Actel CEO John East emphasized power design as a unifying
factor in a world of shrinking geometries. He pointed to four
"breakthroughs" that have helped avert a power density "train
wreck": low-K materials, strained silicon, high K (hafnium, still in
the lab), and the move to multicore processors. Still, says East,
designers haven't cared as much about power as they should.
He also said that future design will require a concerted effort
around power, or there will be "a lot of trouble."
THE NEW SPACE RACES
Solving these re-integration challenges takes a lot of brainpower, and National Semiconductor
CEO Brian Halla's keynote addressed the need to get U.S. government involved in supporting and maintaining national technology leadership.

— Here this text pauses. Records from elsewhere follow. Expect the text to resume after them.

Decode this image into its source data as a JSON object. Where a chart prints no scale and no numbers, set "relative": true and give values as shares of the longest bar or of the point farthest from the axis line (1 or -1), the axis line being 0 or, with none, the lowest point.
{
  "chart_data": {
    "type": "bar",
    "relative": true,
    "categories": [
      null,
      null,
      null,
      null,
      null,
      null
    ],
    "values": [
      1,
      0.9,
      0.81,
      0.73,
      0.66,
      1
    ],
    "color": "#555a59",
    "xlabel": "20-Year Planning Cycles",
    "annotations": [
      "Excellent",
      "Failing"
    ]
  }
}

The "real issues" in the U.S., Halla said, are energy, health
care, and security. Technology can solve these issues, he said,
suggesting that government must invest in research and technology with the same level of urgency that drove the space race—
and spawned the birth of the semiconductor industry.
Meanwhile, no one is doing more for future tech leadership
than Dean Kamen and his FIRST robotics competition. I took my
kids to see the regional championship in New York City, and they
loved it. Kamen has found a great way to bring the drama of
sports to an engineering competition.
In this issue's Industry Techview, Ron Schneiderman
looks at how electronics companies are supporting the FIRST
cause. The national FIRST championships are this week in
Atlanta, and our robotics specialist Bill Wong will be there. Tune
in to EngineeringTV.com to see the battling robots—and the
young faces of our engineering future.